07 novembro 2021

Doce lembrança

Odemar era um rapaz com seus 68 anos bem vividos. Alto e forte, de olhos castanhos numa face bronzeada que nunca envelheceu a não ser o grisalho dos cabelos castanho, a barba aparada com precisão e toda a figura muito correta. Seu olhar de observador era doce quando o animava a curiosidade ou a compaixão, mas tornava-se duro na luta contra opressão.

 

Amava tudo que fazia:  no  artesanato, na culinária, na costura, no encontro com crianças especiais (ele foi professor), na conversa de rua com os amigos (que fazia diariamente). Ele amava sem esperar ada em troca e todos aqueles que ele levava no coração era inundado pelo seu amor e generosidade. E o  que nele predominava era a simplicidade ou ingenuidade que nos dias de hoje não se encontra com facilidade.

 


O amor entrou em sua vida e vivia a seu lado, inquieto, laborioso, tranquilo. O amor  pelos animais, plantas, mar. Era o  amor de Odemar. Uma criatura gentil, afetuosa, servil. Não era muito chegado a beijos ou abraços grudados, mas quando  abraçava sentia-se o calor de seu corpo, o pulsar rápido do coração, o tremor no corpo, o desejo em resistência, o silencio no olhar.
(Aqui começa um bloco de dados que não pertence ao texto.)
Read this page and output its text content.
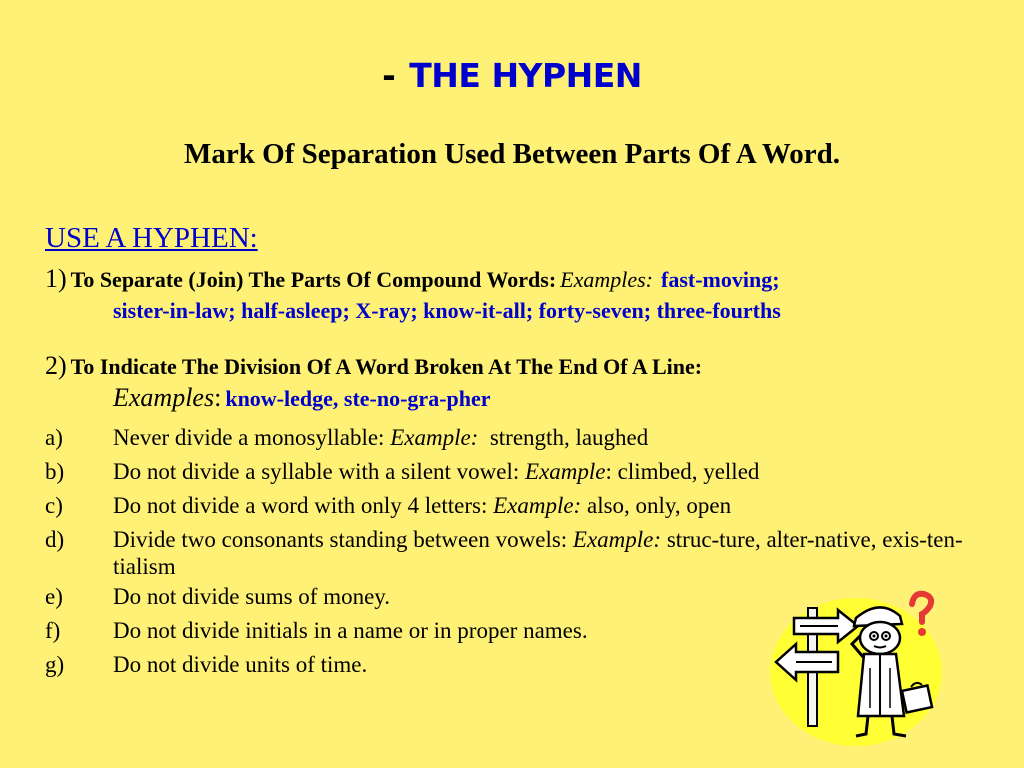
- THE HYPHEN
Mark Of Separation Used Between Parts Of A Word.
USE A HYPHEN:
1) To Separate (Join) The Parts Of Compound Words: Examples: fast-moving;
sister-in-law; half-asleep; X-ray; know-it-all; forty-seven; three-fourths
2) To Indicate The Division Of A Word Broken At The End Of A Line:
Examples: know-ledge, ste-no-gra-pher
a)	Never divide a monosyllable: Example:  strength, laughed
b)	Do not divide a syllable with a silent vowel: Example: climbed, yelled
c)	Do not divide a word with only 4 letters: Example: also, only, open
d)	Divide two consonants standing between vowels: Example: struc-ture, alter-native, exis-ten-tialism
e)	Do not divide sums of money.
f)	Do not divide initials in a name or in proper names.
g)	Do not divide units of time.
Ele sabia se doar,  se entregar a tudo o que pudesse ajudar alguém. Passava conhecimento de vida e a arte de aproveitar-se dela.  Um presente precioso. Sensato, todos confiavam nele

 

Minha vida assumiu um aspecto inteiramente novo com sua presença. Amante dos quadrinhos, cinema e música,  via minha própria vida como um caminho reto, uniforme, atravessando um vale tranquilo (isso nas minhas fantasias, pois a realidade foi trágica). Com ele o caminho se curvava, desviava-se para uma paisagem de árvores, flores, animais e colinas. Era um caminho encantador, colorido e aventureiro.

 


Vivíamos tranquilos um ao lado  do outro. Não falava muito, era pisciano e sentia-se seguro como o avestruz que pensa iludir o caçador se não o olha. Mas quando estávamos à sós perdia a timidez e resistência movendo-se a um afeto paternal que pedia carícia e proteção. E assim, beijava levemente meus cabelos, um ato mais gentil durante o  relacionamento. Parecia uma nota suave de música, um sopro de vento  relaxante no  corpo, um sussurro  de paixão.

 

As cores da vida ressaltavam sobre sua face. Muitas vezes íamos a praia para observar. Ficávamos horas a fio sentindo  a brisa no  corpo aquele imenso mar e o  silencio eterno. O som desaparecia para nós no mesmo momento. Nossos ouvidos casavam muito bem. Não sentíamos nenhuma necessidade de falar. E,   em toda sua existência, ele espalhou sementes de delicadezas, gentilezas,  proezas e muitas certezas do bem viver. E essa lembrança que guardo em todo meu coração.